Magic Magic introduces the audience to Alicia (Temple), an awkward young woman who already feels the uncomfortable effects of culture clash when visiting her cousin Sarah (Browning) in Chile. Unfamiliar with the language and the social norms, she immediately makes a sour first impression on Sarah’s boyfriend Agustin (Silva), his apathetic sister Barbara (Moreno) and their eccentric and creepy friend Brink (Cera) moments before being forced to travel with them on a twelve-hour road trip (and boat ride) to a cottage getaway far away from civilization.
To make matters worse for poor Alicia, her cousin unexpectedly leaves to go back home to complete an exam (a blatant lie) for a couple of days and leaves Alicia stranded with the group of strangers who already make her feel far too uncomfortable as is.
During her stay at the cottage, she is exposed to Brink’s cruelty to animals, Agustin’s hypnotizing tricks and Barbara’s strict rules; and by the time Sarah makes it the cottage a couple of days later, Alicia displays signs of temporary insanity and the group grows more concerned for her well-being. Is Alicia under the effects of hypnotism, being gaslighted by Brink or simply suffering from an extreme mental disorder? The answer will be easily answered to some while also leaving many viewers in the dark, depending on their interpretation of the events that follow.
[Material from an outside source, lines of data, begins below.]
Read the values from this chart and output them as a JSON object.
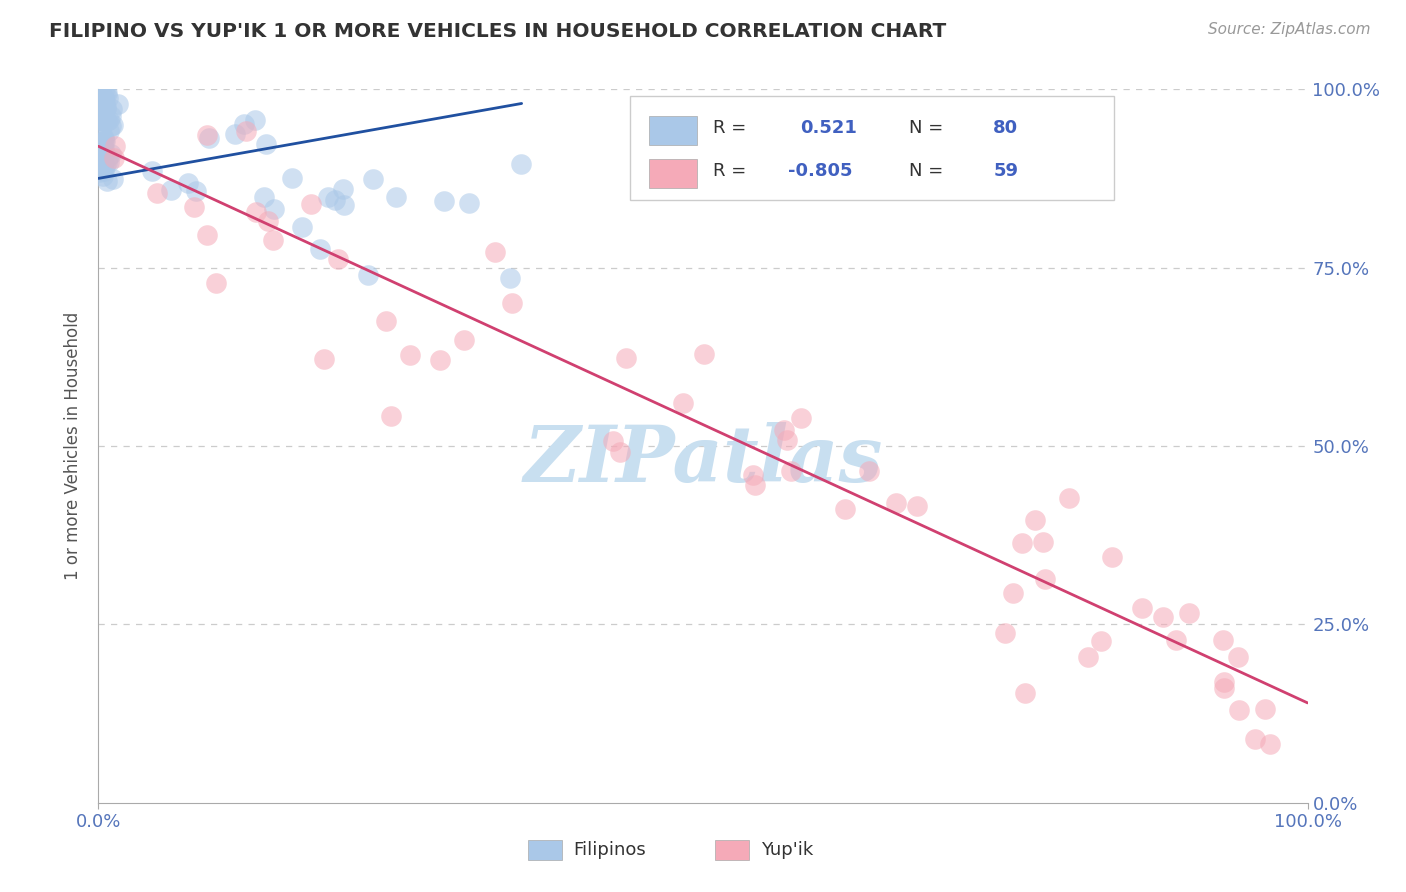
{
  "title": "FILIPINO VS YUP'IK 1 OR MORE VEHICLES IN HOUSEHOLD CORRELATION CHART",
  "source": "Source: ZipAtlas.com",
  "ylabel": "1 or more Vehicles in Household",
  "xlim": [
    0.0,
    1.0
  ],
  "ylim": [
    0.0,
    1.0
  ],
  "xtick_labels": [
    "0.0%",
    "100.0%"
  ],
  "ytick_labels": [
    "0.0%",
    "25.0%",
    "50.0%",
    "75.0%",
    "100.0%"
  ],
  "ytick_positions": [
    0.0,
    0.25,
    0.5,
    0.75,
    1.0
  ],
  "grid_color": "#cccccc",
  "background_color": "#ffffff",
  "filipino_color": "#aac8e8",
  "yupik_color": "#f5aab8",
  "filipino_line_color": "#2050a0",
  "yupik_line_color": "#d04070",
  "R_filipino": 0.521,
  "N_filipino": 80,
  "R_yupik": -0.805,
  "N_yupik": 59,
  "legend_text_color": "#333333",
  "legend_value_color": "#4060c0",
  "tick_color": "#5575bb",
  "watermark_color": "#c8dff0",
  "yupik_line_x0": 0.0,
  "yupik_line_y0": 0.92,
  "yupik_line_x1": 1.0,
  "yupik_line_y1": 0.14
}
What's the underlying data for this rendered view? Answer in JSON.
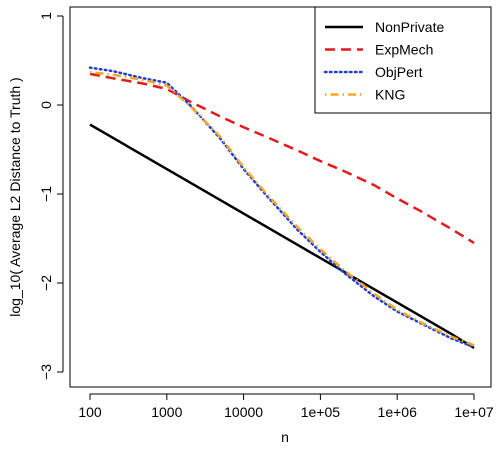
{
  "chart_data": {
    "type": "line",
    "title": "",
    "xlabel": "n",
    "ylabel": "log_10( Average L2 Distance to Truth )",
    "x_scale": "log10",
    "x_ticks": [
      100,
      1000,
      10000,
      100000,
      1000000,
      10000000
    ],
    "x_tick_labels": [
      "100",
      "1000",
      "10000",
      "1e+05",
      "1e+06",
      "1e+07"
    ],
    "y_ticks": [
      -3,
      -2,
      -1,
      0,
      1
    ],
    "y_tick_labels": [
      "−3",
      "−2",
      "−1",
      "0",
      "1"
    ],
    "xlim": [
      100,
      10000000
    ],
    "ylim": [
      -3.1,
      1.2
    ],
    "grid": false,
    "legend_position": "top-right",
    "x": [
      100,
      200,
      500,
      1000,
      2000,
      5000,
      10000,
      20000,
      50000,
      100000,
      200000,
      500000,
      1000000,
      2000000,
      5000000,
      10000000
    ],
    "series": [
      {
        "name": "NonPrivate",
        "color": "#000000",
        "dash": "solid",
        "values": [
          -0.22,
          -0.37,
          -0.57,
          -0.72,
          -0.87,
          -1.07,
          -1.22,
          -1.37,
          -1.57,
          -1.72,
          -1.87,
          -2.07,
          -2.22,
          -2.37,
          -2.57,
          -2.73
        ]
      },
      {
        "name": "ExpMech",
        "color": "#e41a1c",
        "dash": "dashed",
        "values": [
          0.35,
          0.3,
          0.24,
          0.18,
          0.04,
          -0.13,
          -0.25,
          -0.36,
          -0.51,
          -0.63,
          -0.74,
          -0.9,
          -1.05,
          -1.19,
          -1.39,
          -1.55
        ]
      },
      {
        "name": "ObjPert",
        "color": "#1f3fd8",
        "dash": "dotted",
        "values": [
          0.42,
          0.38,
          0.3,
          0.25,
          0.0,
          -0.38,
          -0.72,
          -1.02,
          -1.4,
          -1.65,
          -1.88,
          -2.15,
          -2.32,
          -2.45,
          -2.62,
          -2.72
        ]
      },
      {
        "name": "KNG",
        "color": "#f5a623",
        "dash": "dotdash",
        "values": [
          0.37,
          0.34,
          0.28,
          0.22,
          -0.01,
          -0.36,
          -0.7,
          -1.0,
          -1.37,
          -1.62,
          -1.85,
          -2.12,
          -2.3,
          -2.44,
          -2.6,
          -2.7
        ]
      }
    ]
  }
}
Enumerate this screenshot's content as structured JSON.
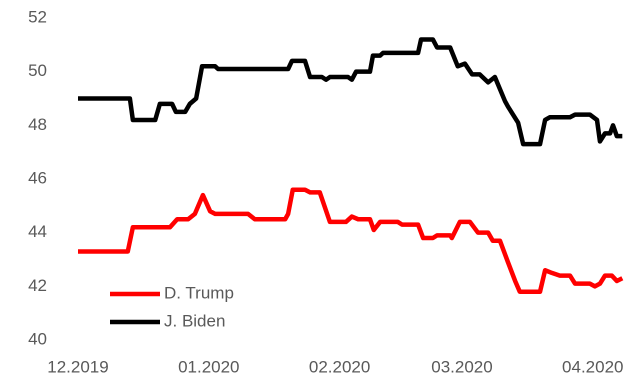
{
  "chart_data": {
    "type": "line",
    "xlim": [
      0,
      129.4
    ],
    "xticks": [
      {
        "value": 0,
        "label": "12.2019"
      },
      {
        "value": 31,
        "label": "01.2020"
      },
      {
        "value": 62,
        "label": "02.2020"
      },
      {
        "value": 91,
        "label": "03.2020"
      },
      {
        "value": 122,
        "label": "04.2020"
      }
    ],
    "ylim": [
      40,
      52
    ],
    "yticks": [
      40,
      42,
      44,
      46,
      48,
      50,
      52
    ],
    "grid": false,
    "legend": "lower left",
    "series": [
      {
        "name": "D. Trump",
        "color": "#ff0000",
        "x": [
          0,
          11.8,
          13,
          21.8,
          23.5,
          26.1,
          27.7,
          29.6,
          31.3,
          32.5,
          40.3,
          41.9,
          49.1,
          49.8,
          50.9,
          53.8,
          55,
          57.3,
          59.7,
          63.5,
          64.9,
          66.4,
          69.2,
          70.1,
          71.6,
          75.8,
          76.8,
          80.6,
          81.8,
          84.1,
          85.1,
          88.2,
          88.6,
          90.5,
          92.9,
          94.8,
          97.2,
          98.3,
          100,
          101.9,
          103.6,
          104.7,
          109.5,
          110.7,
          112.3,
          114.2,
          116.6,
          117.8,
          121.3,
          122.5,
          123.7,
          124.9,
          126.5,
          127.7,
          129
        ],
        "values": [
          43.3,
          43.3,
          44.2,
          44.2,
          44.5,
          44.5,
          44.7,
          45.4,
          44.8,
          44.7,
          44.7,
          44.5,
          44.5,
          44.7,
          45.6,
          45.6,
          45.5,
          45.5,
          44.4,
          44.4,
          44.6,
          44.5,
          44.5,
          44.1,
          44.4,
          44.4,
          44.3,
          44.3,
          43.8,
          43.8,
          43.9,
          43.9,
          43.8,
          44.4,
          44.4,
          44.0,
          44.0,
          43.7,
          43.7,
          42.9,
          42.2,
          41.8,
          41.8,
          42.6,
          42.5,
          42.4,
          42.4,
          42.1,
          42.1,
          42.0,
          42.1,
          42.4,
          42.4,
          42.2,
          42.3
        ]
      },
      {
        "name": "J. Biden",
        "color": "#000000",
        "x": [
          0,
          12.3,
          13,
          18.3,
          19.4,
          22.3,
          23.2,
          25.4,
          26.5,
          28,
          29.4,
          32.5,
          33.2,
          49.8,
          50.7,
          53.8,
          55,
          57.8,
          58.8,
          59.7,
          64,
          64.9,
          65.9,
          69.2,
          69.9,
          71.6,
          72.3,
          80.6,
          81.3,
          84.1,
          85.1,
          88.2,
          90,
          91.7,
          93.4,
          95.2,
          97.2,
          98.8,
          101.2,
          101.9,
          104.3,
          105.5,
          109.5,
          110.7,
          111.8,
          116.6,
          117.8,
          121.3,
          123,
          123.7,
          124.9,
          126.1,
          126.8,
          127.7,
          129
        ],
        "values": [
          49.0,
          49.0,
          48.2,
          48.2,
          48.8,
          48.8,
          48.5,
          48.5,
          48.8,
          49.0,
          50.2,
          50.2,
          50.1,
          50.1,
          50.4,
          50.4,
          49.8,
          49.8,
          49.7,
          49.8,
          49.8,
          49.7,
          50.0,
          50.0,
          50.6,
          50.6,
          50.7,
          50.7,
          51.2,
          51.2,
          50.9,
          50.9,
          50.2,
          50.3,
          49.9,
          49.9,
          49.6,
          49.8,
          48.9,
          48.7,
          48.1,
          47.3,
          47.3,
          48.2,
          48.3,
          48.3,
          48.4,
          48.4,
          48.2,
          47.4,
          47.7,
          47.7,
          48.0,
          47.6,
          47.6
        ]
      }
    ]
  }
}
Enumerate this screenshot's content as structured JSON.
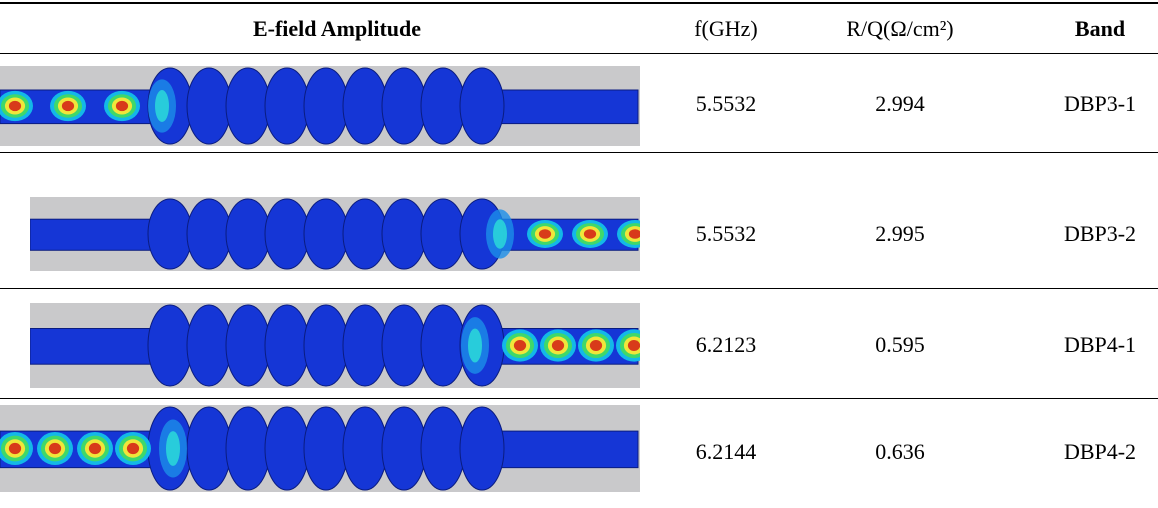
{
  "table": {
    "header": [
      "E-field Amplitude",
      "f(GHz)",
      "R/Q(Ω/cm²)",
      "Band"
    ],
    "rows": [
      [
        "5.5532",
        "2.994",
        "DBP3-1"
      ],
      [
        "5.5532",
        "2.995",
        "DBP3-2"
      ],
      [
        "6.2123",
        "0.595",
        "DBP4-1"
      ],
      [
        "6.2144",
        "0.636",
        "DBP4-2"
      ]
    ]
  }
}
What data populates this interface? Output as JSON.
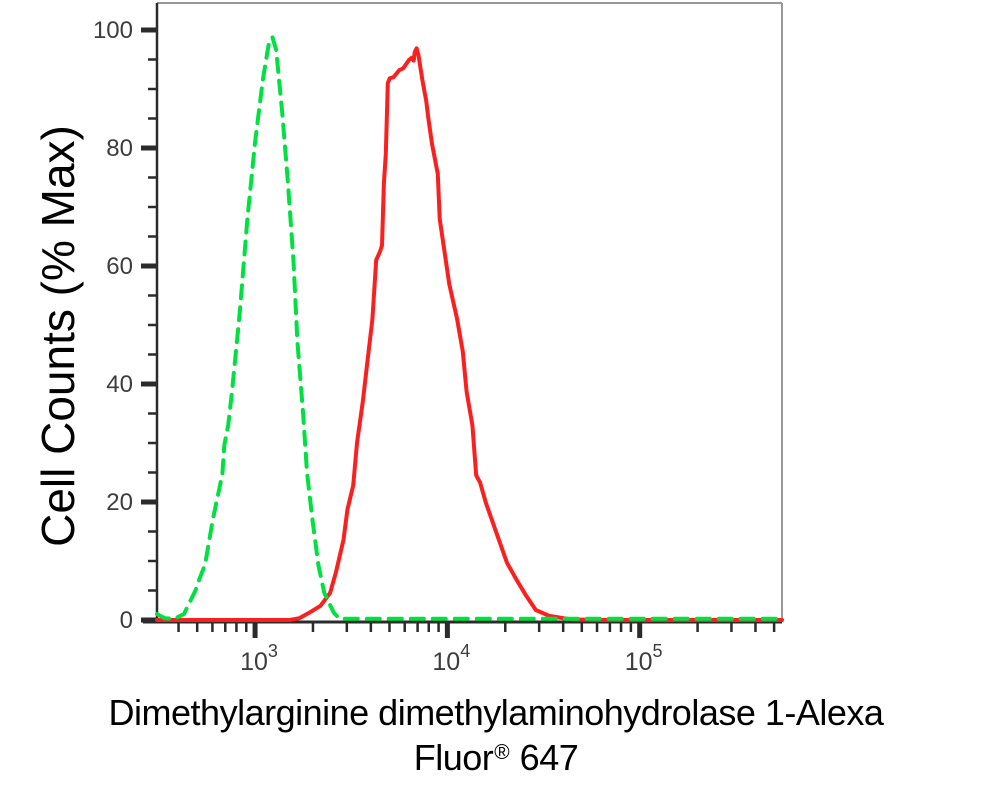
{
  "figure": {
    "xlabel_line1": "Dimethylarginine dimethylaminohydrolase 1-Alexa",
    "xlabel_line2_pre": "Fluor",
    "xlabel_line2_sup": "®",
    "xlabel_line2_post": " 647"
  },
  "chart_data": {
    "type": "line",
    "subtype": "flow-cytometry-histogram-overlay",
    "title": "",
    "ylabel": "Cell Counts (% Max)",
    "xlabel": "Dimethylarginine dimethylaminohydrolase 1-Alexa Fluor® 647",
    "x_axis": {
      "scale": "log10",
      "log_min": 2.49,
      "log_max": 5.74,
      "major_tick_exponents": [
        3,
        4,
        5
      ],
      "major_tick_labels": [
        "10^3",
        "10^4",
        "10^5"
      ],
      "minor_ticks": "multiples 2-9 within each decade"
    },
    "y_axis": {
      "min": 0,
      "max": 100,
      "major_ticks": [
        0,
        20,
        40,
        60,
        80,
        100
      ],
      "minor_step": 5
    },
    "grid": false,
    "legend": false,
    "colors": {
      "red_series": "#fb2020",
      "green_series": "#00e040",
      "axis": "#2b2b2b",
      "frame_light": "#999999",
      "tick_text": "#3d3d3d",
      "label_text": "#000000"
    },
    "series": [
      {
        "id": "red-solid",
        "label": "red solid curve",
        "color": "#fb2020",
        "line_style": "solid",
        "dash": "",
        "peak_x_log10": 3.84,
        "peak_y_pct": 96.9,
        "points": [
          [
            2.49,
            0
          ],
          [
            3.18,
            0
          ],
          [
            3.23,
            0.3
          ],
          [
            3.28,
            1.2
          ],
          [
            3.34,
            2.4
          ],
          [
            3.39,
            4.6
          ],
          [
            3.42,
            8
          ],
          [
            3.46,
            13.6
          ],
          [
            3.48,
            18.7
          ],
          [
            3.51,
            22.8
          ],
          [
            3.53,
            30
          ],
          [
            3.56,
            37
          ],
          [
            3.58,
            42.6
          ],
          [
            3.61,
            51
          ],
          [
            3.63,
            61
          ],
          [
            3.65,
            62.5
          ],
          [
            3.66,
            63.5
          ],
          [
            3.67,
            74
          ],
          [
            3.68,
            79
          ],
          [
            3.685,
            85
          ],
          [
            3.69,
            91
          ],
          [
            3.7,
            91.8
          ],
          [
            3.72,
            92
          ],
          [
            3.75,
            93.2
          ],
          [
            3.77,
            93.5
          ],
          [
            3.8,
            94.9
          ],
          [
            3.815,
            95.3
          ],
          [
            3.825,
            94.8
          ],
          [
            3.83,
            96.2
          ],
          [
            3.84,
            96.9
          ],
          [
            3.85,
            95.7
          ],
          [
            3.87,
            91.5
          ],
          [
            3.89,
            88
          ],
          [
            3.9,
            85.2
          ],
          [
            3.92,
            80.7
          ],
          [
            3.95,
            75.6
          ],
          [
            3.96,
            68
          ],
          [
            4.01,
            56.9
          ],
          [
            4.05,
            51.1
          ],
          [
            4.08,
            45.5
          ],
          [
            4.1,
            38.7
          ],
          [
            4.13,
            33
          ],
          [
            4.15,
            24.5
          ],
          [
            4.17,
            23.3
          ],
          [
            4.2,
            19.9
          ],
          [
            4.26,
            14.3
          ],
          [
            4.31,
            9.7
          ],
          [
            4.36,
            6.8
          ],
          [
            4.41,
            4.1
          ],
          [
            4.46,
            1.7
          ],
          [
            4.53,
            0.7
          ],
          [
            4.64,
            0.1
          ],
          [
            4.79,
            0
          ],
          [
            5.74,
            0
          ]
        ]
      },
      {
        "id": "green-dashed",
        "label": "green dashed curve",
        "color": "#00e040",
        "line_style": "dashed",
        "dash": "13 9",
        "peak_x_log10": 3.09,
        "peak_y_pct": 98.8,
        "points": [
          [
            2.49,
            1.0
          ],
          [
            2.53,
            0.3
          ],
          [
            2.58,
            0.2
          ],
          [
            2.63,
            1.0
          ],
          [
            2.69,
            5
          ],
          [
            2.71,
            6.9
          ],
          [
            2.74,
            9.4
          ],
          [
            2.78,
            17
          ],
          [
            2.81,
            21.6
          ],
          [
            2.83,
            24.8
          ],
          [
            2.84,
            29.6
          ],
          [
            2.86,
            33
          ],
          [
            2.88,
            38.7
          ],
          [
            2.92,
            52
          ],
          [
            2.96,
            68
          ],
          [
            3.0,
            81
          ],
          [
            3.04,
            91.5
          ],
          [
            3.07,
            97.4
          ],
          [
            3.09,
            98.8
          ],
          [
            3.11,
            96.6
          ],
          [
            3.14,
            86.4
          ],
          [
            3.17,
            74.4
          ],
          [
            3.2,
            60.8
          ],
          [
            3.22,
            47.2
          ],
          [
            3.25,
            34.8
          ],
          [
            3.27,
            25
          ],
          [
            3.3,
            16.5
          ],
          [
            3.33,
            9.2
          ],
          [
            3.36,
            4.6
          ],
          [
            3.41,
            1.2
          ],
          [
            3.44,
            0.2
          ],
          [
            5.74,
            0.2
          ]
        ]
      }
    ]
  }
}
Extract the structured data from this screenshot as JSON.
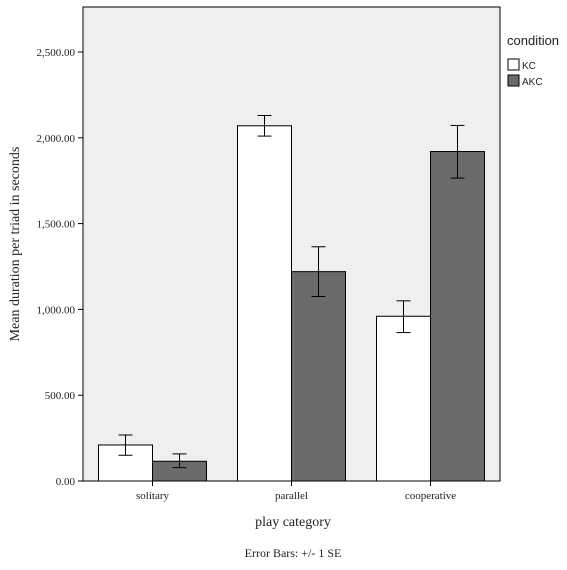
{
  "chart_data": {
    "type": "bar",
    "categories": [
      "solitary",
      "parallel",
      "cooperative"
    ],
    "series": [
      {
        "name": "KC",
        "values": [
          210,
          2070,
          960
        ],
        "error_minus": [
          150,
          2010,
          865
        ],
        "error_plus": [
          268,
          2130,
          1050
        ],
        "color": "#ffffff"
      },
      {
        "name": "AKC",
        "values": [
          115,
          1220,
          1920
        ],
        "error_minus": [
          78,
          1075,
          1765
        ],
        "error_plus": [
          158,
          1365,
          2072
        ],
        "color": "#6b6b6b"
      }
    ],
    "xlabel": "play category",
    "ylabel": "Mean duration per triad in seconds",
    "ylim": [
      0,
      2700
    ],
    "yticks": [
      0,
      500,
      1000,
      1500,
      2000,
      2500
    ],
    "ytick_labels": [
      "0.00",
      "500.00",
      "1,000.00",
      "1,500.00",
      "2,000.00",
      "2,500.00"
    ],
    "legend_title": "condition",
    "legend_position": "top-right",
    "note": "Error Bars: +/- 1 SE",
    "plot_background": "#efefef",
    "grid": false
  }
}
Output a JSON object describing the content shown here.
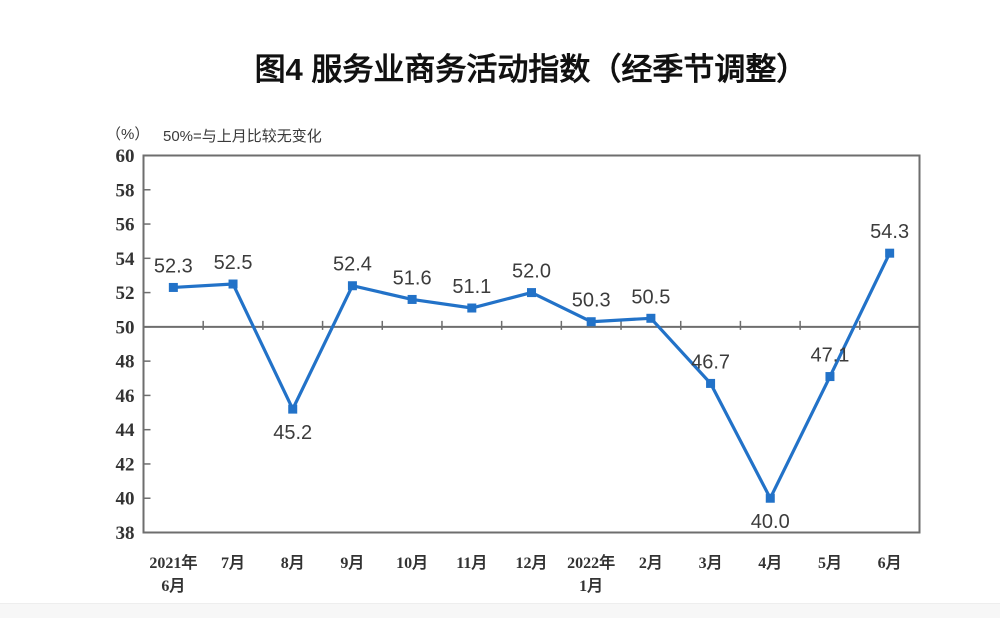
{
  "page": {
    "background": "#ffffff",
    "footer_strip_color": "#f7f7f7"
  },
  "chart_data": {
    "type": "line",
    "title": "图4  服务业商务活动指数（经季节调整）",
    "unit_label": "（%）",
    "reference_note": "50%=与上月比较无变化",
    "categories": [
      "2021年\n6月",
      "7月",
      "8月",
      "9月",
      "10月",
      "11月",
      "12月",
      "2022年\n1月",
      "2月",
      "3月",
      "4月",
      "5月",
      "6月"
    ],
    "series": [
      {
        "name": "服务业商务活动指数",
        "values": [
          52.3,
          52.5,
          45.2,
          52.4,
          51.6,
          51.1,
          52.0,
          50.3,
          50.5,
          46.7,
          40.0,
          47.1,
          54.3
        ],
        "color": "#2272C8",
        "marker": "square"
      }
    ],
    "data_labels": [
      "52.3",
      "52.5",
      "45.2",
      "52.4",
      "51.6",
      "51.1",
      "52.0",
      "50.3",
      "50.5",
      "46.7",
      "40.0",
      "47.1",
      "54.3"
    ],
    "data_label_positions": [
      "above",
      "above",
      "below",
      "above",
      "above",
      "above",
      "above",
      "above",
      "above",
      "above",
      "below",
      "above",
      "above"
    ],
    "ylim": [
      38,
      60
    ],
    "ytick_step": 2,
    "yticks": [
      60,
      58,
      56,
      54,
      52,
      50,
      48,
      46,
      44,
      42,
      40,
      38
    ],
    "reference_line_y": 50,
    "axis_color": "#6e6e6e",
    "tick_label_color": "#333333",
    "data_label_color": "#3c3c3c",
    "grid": false,
    "legend_position": "none"
  }
}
Considering the eerie premise and the equally discomforting trailer for Magic Magic, many viewers will be under the impression that this psychological thriller will focus on a far more evil storyline; however, Silva develops the misconception of the title with heart-rending and sardonic grandeur. Much like Aronofsky’s Black Swan, the film delves into the horror growing within Alicia rather than focusing its energy on the surroundings, and because of that it may disappoint those expecting to see a more conventional horror film.
All of the actors give spot-on performances, and Juno Temple (no stranger to socially inept roles) delivers an outstanding performance as the misunderstood lead; whereas, Michael Cera breaks out of his comedic comfortable zone by providing some much needed edge to his nerdy persona.
Magic Magic is not a film that can be easily digested after the first viewing as many will feel it’s a well-acted, yet pointless thriller simply made to make the viewers’ squirm uncomfortably in their seats. Although, days after watching the film, skeptics (just like this reviewer) are bound to feel guilty about not comprehending the foray of real-life horror Silva delves into so effortlessly.